In 1909, Terzian witnessed the Adana Massacre. As the event ensued, he wrote accounts of much of what he witnessed. Terzian was a prominent member of the self-defense movement in the Armenian quarter of the city. During the disorder, his pharmacy was set on fire and demolished. Having lost his newborn son during the massacres and having barely survived himself, he fled to Constantinople where he opened a pharmacy called "Adana" in the Kumkapı district. While in Constantinople, Terzian published a book entitled The Life of Adana (1911) and a five volume publication of his memoirs called The Cilician Catastrophe (1912). The original publication of The Cilician Catastrophe was confiscated by Ottoman authorities but the work was ultimately saved.

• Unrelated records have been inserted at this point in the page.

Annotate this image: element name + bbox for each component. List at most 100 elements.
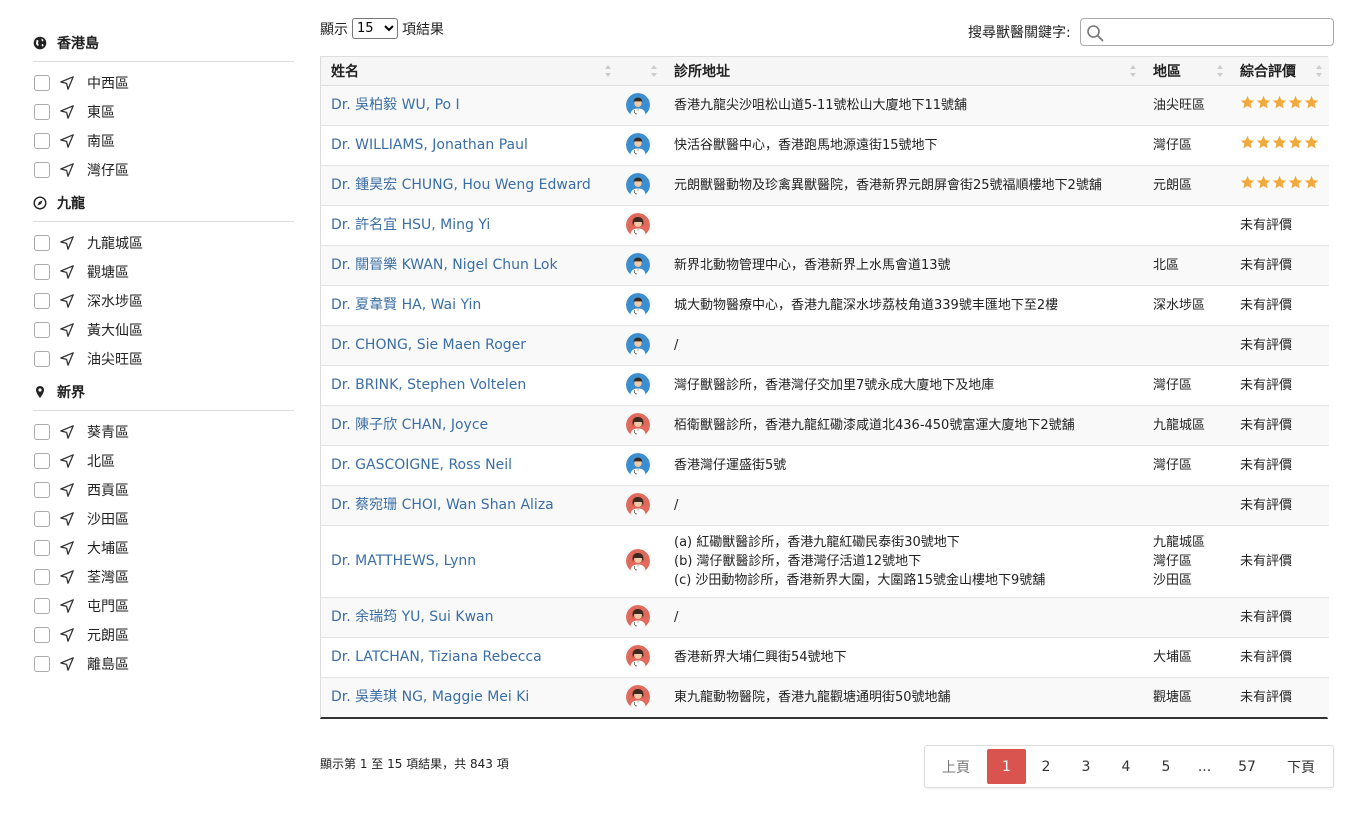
next-page-button[interactable]: 下頁 xyxy=(1271,749,1331,784)
district-filter-item[interactable]: 中西區 xyxy=(33,68,294,97)
table-row[interactable]: Dr. MATTHEWS, Lynn (a) 紅磡獸醫診所，香港九龍紅磡民泰街30… xyxy=(321,524,1329,597)
divider xyxy=(33,221,294,222)
search-input[interactable] xyxy=(1080,19,1333,45)
district-checkbox[interactable] xyxy=(34,423,50,440)
vet-table-wrapper: 姓名 診所地址 地區 綜合評價 Dr. 吳柏毅 WU, Po I 香港九龍尖沙咀松… xyxy=(320,56,1329,719)
search-box[interactable] xyxy=(1079,18,1334,46)
vet-name-link[interactable]: Dr. 吳美琪 NG, Maggie Mei Ki xyxy=(331,689,529,705)
column-header-name[interactable]: 姓名 xyxy=(321,57,618,86)
vet-name-link[interactable]: Dr. GASCOIGNE, Ross Neil xyxy=(331,457,512,473)
district-checkbox[interactable] xyxy=(34,132,50,149)
district-filter-item[interactable]: 沙田區 xyxy=(33,504,294,533)
vet-name-link[interactable]: Dr. 夏韋賢 HA, Wai Yin xyxy=(331,297,481,313)
vet-name-link[interactable]: Dr. 許名宜 HSU, Ming Yi xyxy=(331,217,490,233)
table-row[interactable]: Dr. 蔡宛珊 CHOI, Wan Shan Aliza / 未有評價 xyxy=(321,484,1329,525)
page-size-control: 顯示 15 項結果 xyxy=(320,18,444,39)
district-filter-item[interactable]: 大埔區 xyxy=(33,533,294,562)
district-checkbox[interactable] xyxy=(34,103,50,120)
page-3-button[interactable]: 3 xyxy=(1066,749,1106,784)
vet-name-link[interactable]: Dr. 吳柏毅 WU, Po I xyxy=(331,97,460,113)
search-label: 搜尋獸醫關鍵字: xyxy=(968,25,1071,41)
district-label: 中西區 xyxy=(87,75,129,92)
column-header-rating-label: 綜合評價 xyxy=(1240,63,1296,80)
vet-name-link[interactable]: Dr. BRINK, Stephen Voltelen xyxy=(331,377,526,393)
district-checkbox[interactable] xyxy=(34,481,50,498)
district-filter-item[interactable]: 屯門區 xyxy=(33,591,294,620)
district-checkbox[interactable] xyxy=(34,263,50,280)
district-filter-item[interactable]: 荃灣區 xyxy=(33,562,294,591)
district-filter-item[interactable]: 元朗區 xyxy=(33,620,294,649)
table-row[interactable]: Dr. CHONG, Sie Maen Roger / 未有評價 xyxy=(321,324,1329,365)
column-header-address[interactable]: 診所地址 xyxy=(664,57,1143,86)
table-row[interactable]: Dr. 吳美琪 NG, Maggie Mei Ki 東九龍動物醫院，香港九龍觀塘通… xyxy=(321,676,1329,717)
address-line: 城大動物醫療中心，香港九龍深水埗荔枝角道339號丰匯地下至2樓 xyxy=(674,297,1059,313)
table-row[interactable]: Dr. 許名宜 HSU, Ming Yi 未有評價 xyxy=(321,204,1329,245)
address-line: (c) 沙田動物診所，香港新界大圍，大圍路15號金山樓地下9號舖 xyxy=(674,572,1046,588)
last-page-button[interactable]: 57 xyxy=(1223,749,1271,784)
district-checkbox[interactable] xyxy=(34,539,50,556)
no-rating-text: 未有評價 xyxy=(1240,649,1293,665)
district-checkbox[interactable] xyxy=(34,234,50,251)
vet-name-link[interactable]: Dr. 鍾昊宏 CHUNG, Hou Weng Edward xyxy=(331,177,591,193)
table-row[interactable]: Dr. 陳子欣 CHAN, Joyce 栢衛獸醫診所，香港九龍紅磡漆咸道北436-… xyxy=(321,404,1329,445)
district-filter-item[interactable]: 觀塘區 xyxy=(33,257,294,286)
district-label: 九龍城區 xyxy=(87,235,143,252)
region-header: 九龍 xyxy=(33,190,294,216)
district-checkbox[interactable] xyxy=(34,161,50,178)
district-checkbox[interactable] xyxy=(34,452,50,469)
table-row[interactable]: Dr. GASCOIGNE, Ross Neil 香港灣仔運盛街5號 灣仔區 未有評價 xyxy=(321,444,1329,485)
district-checkbox[interactable] xyxy=(34,626,50,643)
column-header-avatar[interactable] xyxy=(618,57,664,86)
district-filter-item[interactable]: 灣仔區 xyxy=(33,155,294,184)
column-header-rating[interactable]: 綜合評價 xyxy=(1230,57,1329,86)
vet-name-link[interactable]: Dr. 余瑞筠 YU, Sui Kwan xyxy=(331,609,493,625)
address-line: / xyxy=(674,337,679,353)
address-cell: 栢衛獸醫診所，香港九龍紅磡漆咸道北436-450號富運大廈地下2號舖 xyxy=(664,404,1143,445)
vet-name-link[interactable]: Dr. WILLIAMS, Jonathan Paul xyxy=(331,137,528,153)
column-header-district[interactable]: 地區 xyxy=(1143,57,1230,86)
vet-name-link[interactable]: Dr. 關晉樂 KWAN, Nigel Chun Lok xyxy=(331,257,558,273)
vet-name-link[interactable]: Dr. LATCHAN, Tiziana Rebecca xyxy=(331,649,542,665)
vet-name-link[interactable]: Dr. 蔡宛珊 CHOI, Wan Shan Aliza xyxy=(331,497,554,513)
page-size-select[interactable]: 15 xyxy=(352,18,398,39)
table-row[interactable]: Dr. LATCHAN, Tiziana Rebecca 香港新界大埔仁興街54號… xyxy=(321,636,1329,677)
table-row[interactable]: Dr. 余瑞筠 YU, Sui Kwan / 未有評價 xyxy=(321,596,1329,637)
district-label: 屯門區 xyxy=(87,598,129,615)
district-filter-item[interactable]: 黃大仙區 xyxy=(33,315,294,344)
district-checkbox[interactable] xyxy=(34,292,50,309)
page-4-button[interactable]: 4 xyxy=(1106,749,1146,784)
district-checkbox[interactable] xyxy=(34,510,50,527)
district-checkbox[interactable] xyxy=(34,321,50,338)
district-filter-item[interactable]: 深水埗區 xyxy=(33,286,294,315)
district-checkbox[interactable] xyxy=(34,350,50,367)
district-filter-item[interactable]: 葵青區 xyxy=(33,417,294,446)
district-filter-item[interactable]: 油尖旺區 xyxy=(33,344,294,373)
district-filter-item[interactable]: 離島區 xyxy=(33,649,294,678)
table-row[interactable]: Dr. WILLIAMS, Jonathan Paul 快活谷獸醫中心，香港跑馬地… xyxy=(321,124,1329,165)
page-2-button[interactable]: 2 xyxy=(1026,749,1066,784)
district-checkbox[interactable] xyxy=(34,597,50,614)
district-filter-item[interactable]: 西貢區 xyxy=(33,475,294,504)
table-row[interactable]: Dr. 關晉樂 KWAN, Nigel Chun Lok 新界北動物管理中心，香港… xyxy=(321,244,1329,285)
district-filter-item[interactable]: 東區 xyxy=(33,97,294,126)
district-filter-item[interactable]: 南區 xyxy=(33,126,294,155)
avatar-cell xyxy=(618,524,664,597)
district-checkbox[interactable] xyxy=(34,568,50,585)
page-1-button[interactable]: 1 xyxy=(987,749,1026,784)
table-row[interactable]: Dr. 鍾昊宏 CHUNG, Hou Weng Edward 元朗獸醫動物及珍禽異… xyxy=(321,164,1329,205)
table-row[interactable]: Dr. 吳柏毅 WU, Po I 香港九龍尖沙咀松山道5-11號松山大廈地下11號… xyxy=(321,84,1329,125)
prev-page-button[interactable]: 上頁 xyxy=(925,749,987,784)
page-5-button[interactable]: 5 xyxy=(1146,749,1186,784)
vet-name-link[interactable]: Dr. 陳子欣 CHAN, Joyce xyxy=(331,417,488,433)
district-filter-item[interactable]: 九龍城區 xyxy=(33,228,294,257)
district-checkbox[interactable] xyxy=(34,655,50,672)
vet-name-link[interactable]: Dr. MATTHEWS, Lynn xyxy=(331,553,476,569)
vet-name-link[interactable]: Dr. CHONG, Sie Maen Roger xyxy=(331,337,526,353)
table-row[interactable]: Dr. BRINK, Stephen Voltelen 灣仔獸醫診所，香港灣仔交加… xyxy=(321,364,1329,405)
rating-cell: 未有評價 xyxy=(1230,524,1329,597)
table-row[interactable]: Dr. 夏韋賢 HA, Wai Yin 城大動物醫療中心，香港九龍深水埗荔枝角道3… xyxy=(321,284,1329,325)
avatar-cell xyxy=(618,636,664,677)
district-filter-item[interactable]: 北區 xyxy=(33,446,294,475)
district-checkbox[interactable] xyxy=(34,74,50,91)
table-header-row: 姓名 診所地址 地區 綜合評價 xyxy=(321,57,1329,86)
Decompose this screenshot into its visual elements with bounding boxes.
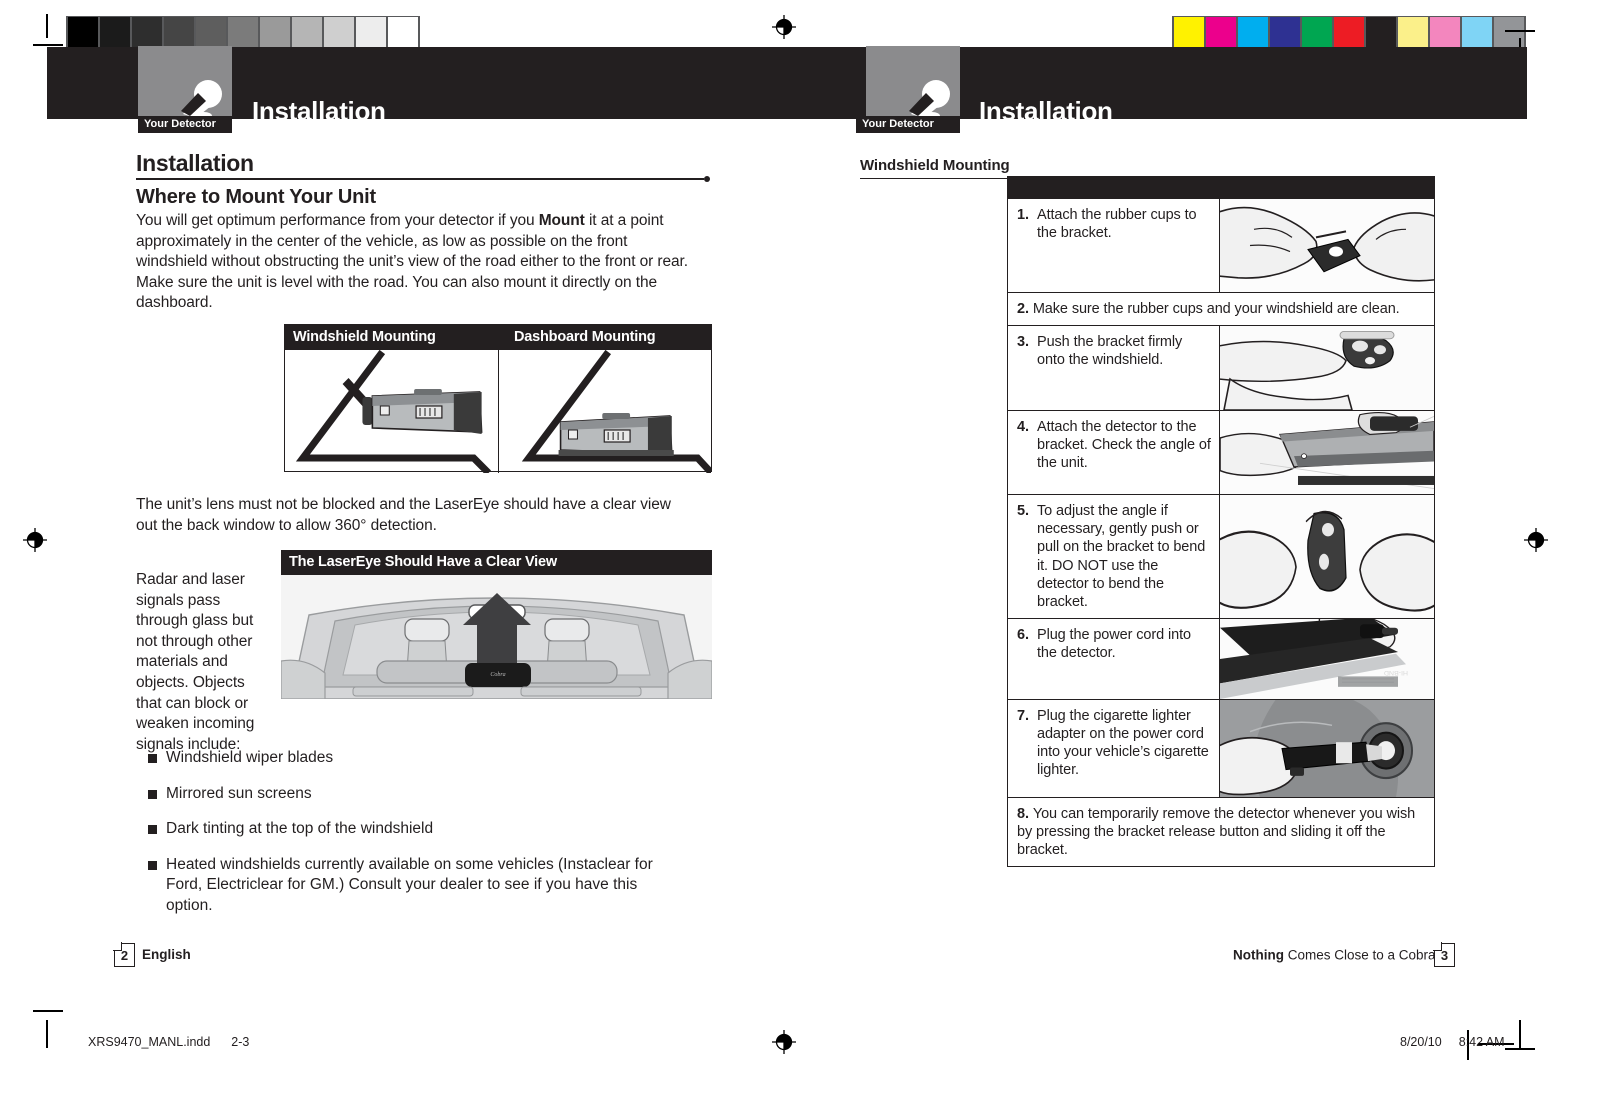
print-time: 8:42 AM (1458, 1035, 1505, 1049)
step-text: Plug the cigarette lighter adapter on th… (1037, 707, 1209, 779)
crop-mark (1505, 1048, 1535, 1050)
step-text-cell: 3. Push the bracket firmly onto the winds… (1008, 326, 1220, 411)
crop-mark (1519, 1020, 1521, 1048)
step-row: 8. You can temporarily remove the detect… (1008, 796, 1434, 866)
print-date: 8/20/10 (1400, 1035, 1442, 1049)
step-text-cell: 5. To adjust the angle if necessary, gent… (1008, 495, 1220, 618)
step-number: 3. (1017, 334, 1029, 351)
print-file-info: XRS9470_MANL.indd 2-3 (88, 1035, 249, 1049)
step-number: 5. (1017, 503, 1029, 520)
step-text: Push the bracket firmly onto the windshi… (1037, 334, 1183, 369)
step-text: Plug the power cord into the detector. (1037, 626, 1191, 661)
windshield-mounting-steps-table: 1. Attach the rubber cups to the bracket.… (1007, 176, 1435, 868)
step-number: 4. (1017, 419, 1029, 436)
steps-table-header-bar (1008, 177, 1434, 199)
step-text: Attach the detector to the bracket. Chec… (1037, 419, 1211, 472)
right-page-title-wrap: Windshield Mounting (860, 157, 1027, 180)
footer-tagline-bold: Nothing (1233, 947, 1284, 963)
step-number: 8. (1017, 805, 1033, 822)
step-illustration (1220, 495, 1434, 618)
step-number: 6. (1017, 626, 1029, 643)
step-row: 4. Attach the detector to the bracket. Ch… (1008, 410, 1434, 495)
footer-tagline-rest: Comes Close to a Cobra (1283, 947, 1436, 963)
step-row: 5. To adjust the angle if necessary, gent… (1008, 494, 1434, 618)
print-file-name: XRS9470_MANL.indd (88, 1035, 211, 1049)
step-text-cell: 1. Attach the rubber cups to the bracket. (1008, 199, 1220, 292)
step-text-cell: 2. Make sure the rubber cups and your wi… (1008, 293, 1434, 325)
step-text: To adjust the angle if necessary, gently… (1037, 503, 1206, 610)
step-text-cell: 4. Attach the detector to the bracket. Ch… (1008, 411, 1220, 495)
right-page: Windshield Mounting 1. Attach the rubber … (0, 0, 1601, 1000)
step-number: 1. (1017, 207, 1029, 223)
print-timestamp: 8/20/10 8:42 AM (1400, 1035, 1505, 1049)
registration-mark-bottom (771, 1029, 797, 1055)
step-illustration: HI-BND (1220, 618, 1434, 699)
svg-text:HI-BND: HI-BND (1384, 669, 1408, 675)
step-row: 3. Push the bracket firmly onto the winds… (1008, 325, 1434, 411)
step-row: 2. Make sure the rubber cups and your wi… (1008, 292, 1434, 325)
step-number: 7. (1017, 707, 1029, 724)
crop-mark (33, 1010, 63, 1012)
step-illustration (1220, 326, 1434, 411)
step-row: 7. Plug the cigarette lighter adapter on … (1008, 698, 1434, 797)
title-rule (860, 178, 1027, 180)
step-number: 2. (1017, 301, 1033, 317)
footer-tagline: Nothing Comes Close to a Cobra® (1233, 947, 1441, 963)
step-text-cell: 8. You can temporarily remove the detect… (1008, 798, 1434, 866)
crop-mark (46, 1020, 48, 1048)
step-illustration (1220, 199, 1434, 292)
step-row: 6. Plug the power cord into the detector.… (1008, 617, 1434, 699)
step-illustration (1220, 411, 1434, 495)
step-text: Make sure the rubber cups and your winds… (1032, 301, 1400, 317)
step-illustration (1220, 699, 1434, 797)
step-row: 1. Attach the rubber cups to the bracket. (1008, 199, 1434, 292)
step-text: Attach the rubber cups to the bracket. (1037, 207, 1197, 242)
page-title: Windshield Mounting (860, 157, 1010, 174)
step-text-cell: 7. Plug the cigarette lighter adapter on … (1008, 699, 1220, 797)
step-text: You can temporarily remove the detector … (1017, 805, 1416, 859)
step-text-cell: 6. Plug the power cord into the detector. (1008, 618, 1220, 699)
print-spread: 2-3 (231, 1035, 250, 1049)
page-number-badge: 3 (1433, 942, 1455, 967)
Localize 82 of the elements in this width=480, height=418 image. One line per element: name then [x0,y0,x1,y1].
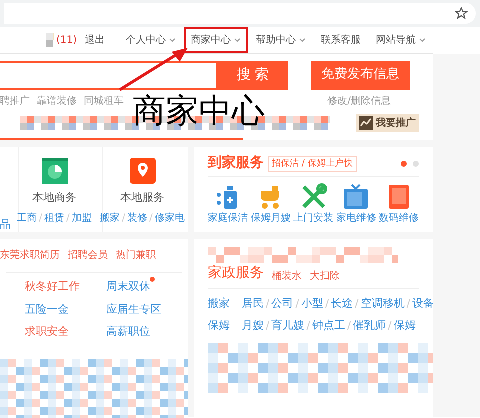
promote-button[interactable]: 我要推广 [356,114,419,132]
category-link[interactable]: 修家电 [154,210,185,226]
category-link[interactable]: 空调移机 [360,296,405,312]
job-link[interactable]: 求职安全 [25,324,69,340]
service-link[interactable]: 保姆月嫂 [250,211,291,226]
search-field[interactable] [0,60,218,90]
post-button[interactable]: 免费发布信息 [311,60,410,90]
logout-link[interactable]: 退出 [85,32,105,48]
chevron-down-icon [169,38,176,42]
category-link[interactable]: 保姆 [208,318,242,334]
category-link[interactable]: 月嫂 [242,318,264,334]
tag-link[interactable]: 大扫除 [310,269,340,284]
category-link[interactable]: 钟点工 [312,318,346,334]
job-link[interactable]: 东莞求职简历 [0,248,60,272]
tag-link[interactable]: 桶装水 [272,269,302,284]
job-link[interactable]: 周末双休 [106,279,150,296]
service-link[interactable]: 数码维修 [379,211,419,226]
tv-icon[interactable] [342,183,370,211]
message-count[interactable]: (11) [56,32,77,48]
separator: / [388,318,392,334]
card-title[interactable]: 本地服务 [120,190,164,206]
arrow [119,48,188,92]
nav-menu-item[interactable]: 网站导航 [369,27,433,53]
category-link[interactable]: 育儿嫂 [272,318,305,334]
separator: / [406,296,411,312]
pie-chart-icon[interactable] [40,157,68,185]
separator: / [266,296,270,312]
section-title: 家政服务 [208,264,264,283]
category-link[interactable]: 长途 [331,296,354,312]
category-link[interactable]: 品 [0,217,11,234]
category-link[interactable]: 小型 [301,296,324,312]
edit-link[interactable]: 修改/删除信息 [328,94,391,108]
service-link[interactable]: 家庭保洁 [208,211,248,226]
separator: / [150,212,153,226]
category-link[interactable]: 搬家 [100,210,120,226]
separator: / [66,212,70,226]
job-link[interactable]: 应届生专区 [106,302,162,318]
wrench-screwdriver-icon[interactable] [300,183,328,211]
job-link[interactable]: 五险一金 [25,302,69,318]
separator: / [347,318,352,334]
card-title[interactable]: 本地商务 [32,190,76,206]
category-link[interactable]: 公司 [272,296,294,312]
service-link[interactable]: 上门安装 [294,211,334,226]
hot-link[interactable]: 同城租车 [84,94,124,108]
category-link[interactable]: 保姆 [394,318,416,334]
tag: 招保洁 / 保姆上户快 [268,156,357,172]
separator: / [122,212,126,226]
category-link[interactable]: 加盟 [72,210,92,226]
chevron-down-icon [419,38,426,42]
nav-menu-item[interactable]: 联系客服 [314,27,368,53]
star-icon[interactable] [455,7,468,20]
category-link[interactable]: 设备 [412,296,435,312]
annotation-text: 商家中心 [133,94,265,127]
chevron-down-icon [234,38,241,42]
category-link[interactable]: 居民 [242,296,264,312]
hot-link[interactable]: 聘推广 [0,94,30,108]
separator: / [296,296,300,312]
job-link[interactable]: 高薪职位 [106,324,150,340]
category-link[interactable]: 装修 [128,210,148,226]
section-title: 到家服务 [208,154,264,173]
nav-menu-item[interactable]: 商家中心 [184,27,248,53]
service-link[interactable]: 家电维修 [336,211,376,226]
separator: / [39,212,42,226]
separator: / [266,318,270,334]
nav-menu-item[interactable]: 帮助中心 [249,27,313,53]
separator: / [306,318,310,334]
job-link[interactable]: 热门兼职 [116,248,156,272]
map-pin-icon[interactable] [128,157,156,185]
trend-icon [359,116,373,130]
job-link[interactable]: 招聘会员 [68,248,108,272]
category-link[interactable]: 搬家 [208,296,242,312]
job-link[interactable]: 秋冬好工作 [25,279,80,296]
hot-link[interactable]: 靠谱装修 [37,94,77,108]
category-link[interactable]: 租赁 [44,210,64,226]
search-button[interactable]: 搜 索 [218,60,288,90]
nav-menu-item[interactable]: 个人中心 [119,27,183,53]
separator: / [355,296,359,312]
category-link[interactable]: 工商 [17,210,38,226]
category-link[interactable]: 催乳师 [353,318,386,334]
pixelated-block [46,33,54,47]
chevron-down-icon [299,38,306,42]
separator: / [325,296,330,312]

The Cilician Catastrophe received wide acclaim and is considered an important study of the events in Adana. The Catholicos of Cilicia Sahak II praised Terzian by stating that he "has created an indelible impression upon everyone as a serious and trustworthy chronicler. It is a laborious, inquisitive, vivid picture of the Great Calamity, brought to white light from under the ruins and ashes by a native son of Cilicia, which will remain an everlasting stain upon the glorified civilization and unquenchable humanism of the twentieth century." Archbishop Yeghishe Tourian wrote in a letter to Terzian, "I have read your Giligio Aghedu [The Cilician Catastrophe] with great pain in my heart. It is not a red thread that runs through the white pages of your book, but a wide, black band that stands out defiantly against the bloody pages." Malachia Ormanian, the Armenian Patriarch of Constantinople, described the narrative as "the most complete and perfect work" on the events in Adana.

==Death==
Hagop Terzian was one of the Armenian leaders deported during the Armenian genocide. On 24 April 1915, he was arrested and sent via train to Ayaş in the interior of the Ottoman Empire. He was later transferred to Çankırı, where he was imprisoned. Along with other Armenians, he was removed from Çankırı on 19 August and sent to Ankara, to be imprisoned again. After being confined there for four days, Terzian and the others were removed from prison on 24 August, ostensibly to be deported to the village of Yozgat. He was murdered en route along with the rest of the group.